Tax

France's Macron Seen Pressing Trump Over Expat Tax

Tom Burroughes Group Editor April 17, 2018

France's Macron Seen Pressing Trump Over Expat Tax

The French leader is going to tell his US counterpart about the case for easing the US worldwide system of tax, a report says.

France’s President Emmanuel Macron may reportedly press his US counterpart, Donald Trump, to ease the plight of expat “accidental Americans” who have lived entire adult lives abroad. Such US expats struggle to get financial services outside the US because of how they are seen as a compliance burden.

Macron is due to visit Washington DC at the end of April and early May for a summit and the problem US expats face because of America’s worldwide system of tax, and the rules used to enforce it, may come up in talks, Bloomberg said.
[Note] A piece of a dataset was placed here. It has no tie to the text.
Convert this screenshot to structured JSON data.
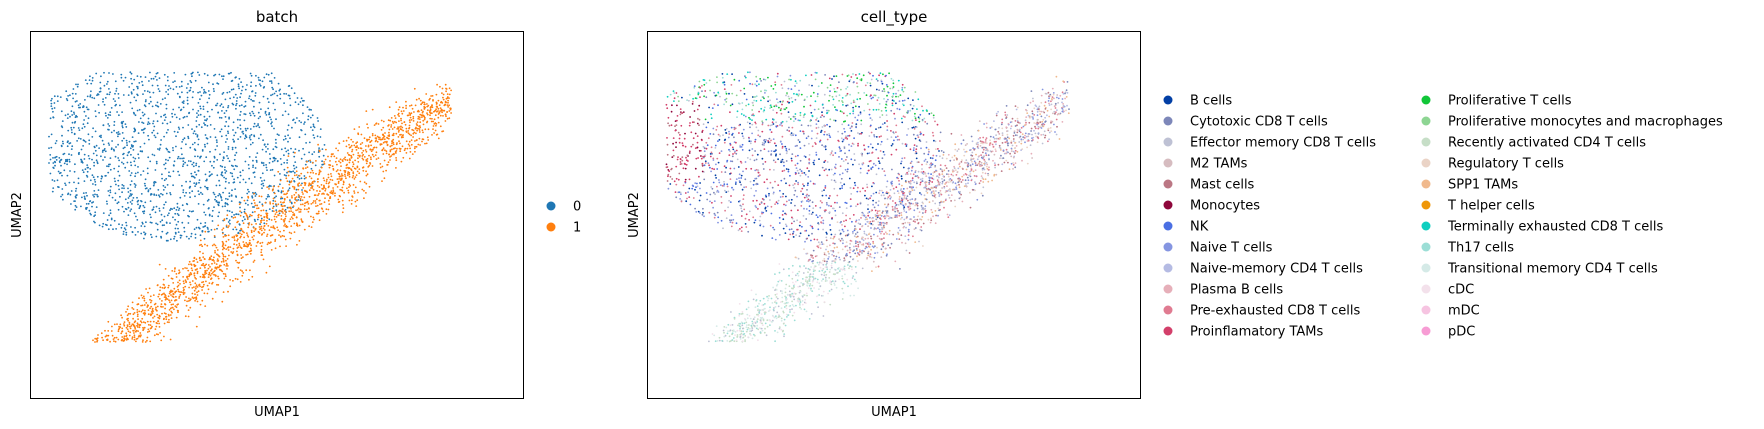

A problem is that a person born in the US, even if he or she has never spent any of his/her adult lives in the country, is caught in the crosshairs of the Internal Revenue Service for tax reporting purposes. While in practice expats may not actually send money to the IRS, rules mean that many non-US financial institutions aren’t willing to take them on board as clients. Since the Foreign Account Taxation Compliance Act, aka FATCA, was enacted in late 2010, the position has worsened. Some banks such as HSBC and Deutsche Bank stopped taking business from US clients. FATCA imposes a potential 30 per cent withholding tax on foreign financial institutions that haven’t disclosed US clients.

Organizations such as American Citizens Abroad, which lobby for expats, have called for lawmakers in Washington to change the worldwide tax regime. A recent trend has been of US expats renouncing their citizenship, but this can be a costly and difficult process. 

To some extent, the rise of legislation such as FATCA, and cross-border tax information exchange regimes such as the Common Reporting Standard, are designed to clamp down on expat tax evaders. However, critics say these rules deter people from working abroad and violate legitimate financial privacy. (The US has, meanwhile, not signed up to the CRS.)

As the news service story notes, legislators were urged to go after alleged expat tax cheats after it was found that thousands of wealthy Americans had stashed money in Swiss bank accounts. A number of Swiss firms, such as UBS, no longer offer such facilities. Switzerland and the US have drawn up a cross-border deal under which dozens of Swiss financial bodies paid settlements in exchange for non-prosecution agreements. 

Some banks, such as Royal Bank of Canada, continue to offer financial services to US expats, as do wealth managers in London such as London & Capital and MASECO and Schroders.

Late last year US tax legislation enabled US corporations parking earnings abroad to repatriate it and pay a one-off tax sum in a move seen as encouraging businesses to return money to the home country but this move was not replicated on the individual front, and the worldwide tax regime of the US remains. Most other nations tax persons on a territorial basis.